Passados uns minutos fui abordado pelo policia de serviço, dizendo que eu não podia estar ali parado. Até aqui tudo mais ou menos habitual.
Expliquei-lhe que estava apenas à espera da minha mulher, que tinha ido comprar pão. Ele disse que eu tinha que prosseguir. Eu subi um pouco o tom e disse que estava à espera da minha mulher, que estava grávida de 7 meses e tinha ido comprar pão. Ele disse que eu devia ter pedido para parar ali. Assim, como não tinha pedido previamente tinha que seguir. Eu sabia que se seguisse só voltaria a conseguir parar o carro na Ribeira e que teria que subir o Arraçário a pé, com uma criança de menos de 4 anos ou abandoná-la no carro para vir recolher uma pobre mãe, grávida que nem um comboio.
Voltei a dizer, já um bocado enervado, que morava ali já em baixo, estava à espera da minha mulher, grávida de 7 meses, que tinha ido comprar pão, e que além disso tinha uma criança no carro que não podia abandonar.
Ele disse que eu tinha que prosseguir porque não tinha pedido previa e encarecidamente ao magnânimo agente da autoridade para encostar a viatura se faz favor (esta parte já sou eu a exagerar, mas era o que o homem queria que eu tivesse feito). Eu ainda perguntei porque razão ele me ia multar, qual era o motivo. Ele disse que não me ia multar, estava era a dar-me uma ordem. Eu disse o que já todos perceberam, que não havia nenhuma razão para ele me mandar seguir excepto o facto de estar a ser teimoso.
Ele mandou-me seguir…
Então, quando já só me apetecia passar à violência, lembrei-me que gosto mais de dormir na minha cama, na companhia da tal mulher muito grávida, do que num catre de esquadra de subúrbio, na companhia de um qualquer meliante barbudo, com mau hálito e com apetites sexuais desviantes. Meti a primeira e preparei-me para iniciar a marcha.

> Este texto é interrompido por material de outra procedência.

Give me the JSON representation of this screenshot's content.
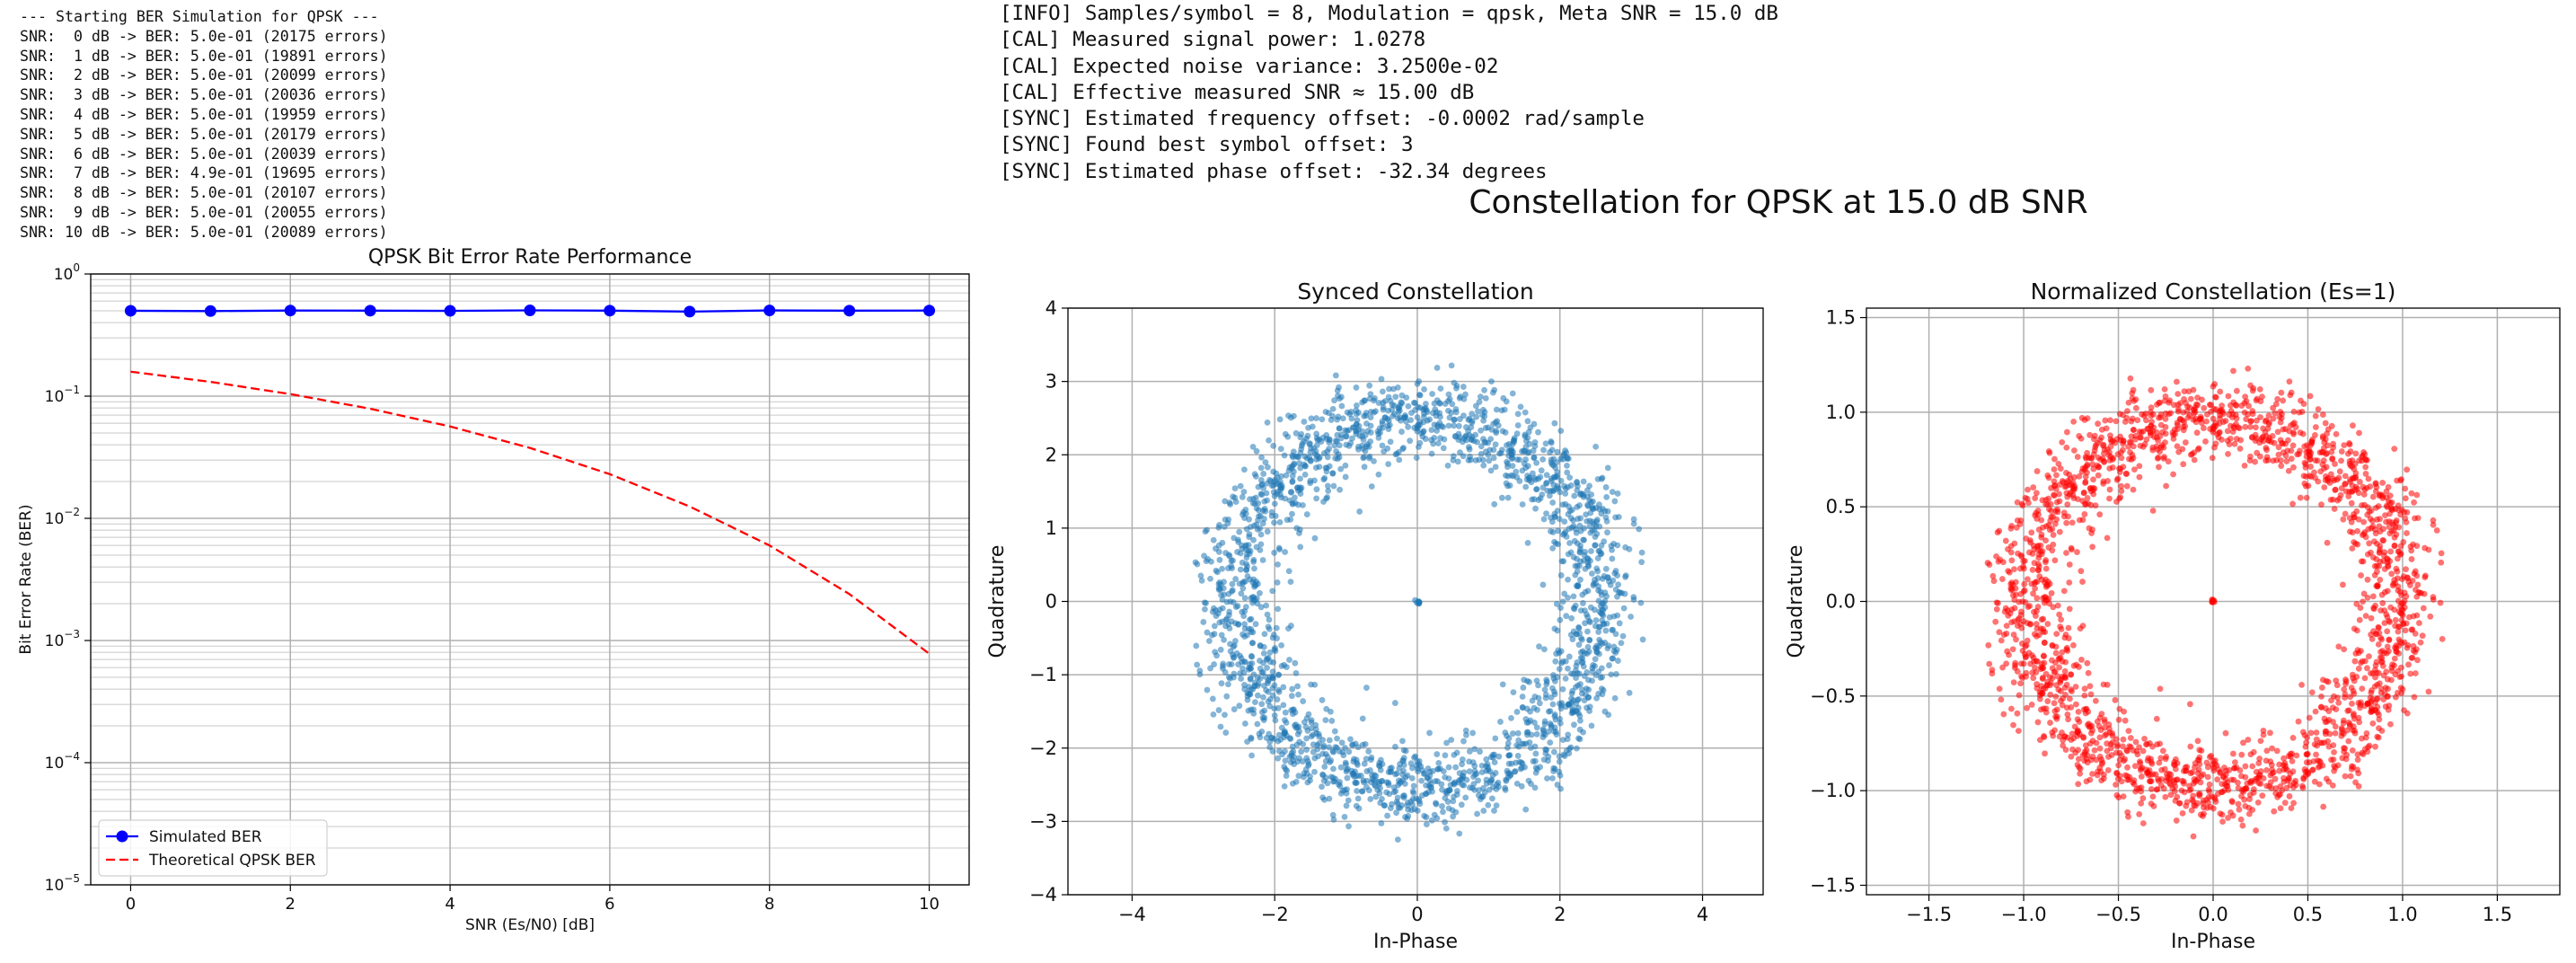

Só que entretanto a Madalena desata a chorar, assustada com a altercação. Claro que isso me fez saltar definitivamente a tampa. Parei o carro, saí do meu lugar, tirei a criança do carro e tentei acalmá-la. Afastei-me uns metros do carro, do polícia e da altercação até conseguir que a Madalena recuperasse a tranquilidade. Entretanto já a minha mulher voltava ao carro, arrastando a sua volumosa barriga. Sentei a Madalena no carro, sentei-me ao volante e disse ao senhor agente: “Obrigado e boa Páscoa”. Pareceu-me ter visto no seu rosto uma expressão envergonhada quando me respondeu: “igualmente”.
A única marca negativa que trouxe desta história é que a Madalena não conseguiu esquecer a discussão. Veio até casa a pedir-nos entre lágrimas que lhe prometêssemos que não voltávamos a comprar pão naquele “chuper mercado”. Muitas horas depois do ocorrido e após inúmeros pedidos de que não voltássemos a estacionar ali o carro, que fossemos sempre comprar pão a outro lado, etc, estávamos a arrumar a mesa do jantar e ela teve como tarefa trazer o pão de volta para a cozinha. Percebemos o quanto o episódio lhe continuava às voltas na cabeça quando ela disse, com os olhos a brilhar, enquanto nos mostrava os restos do pão do jantar:
“Amanhã não vamos precisar de comprar pão, pois não?”
Boa Páscoa para todos, incluindo o senhor agente, se faz favor.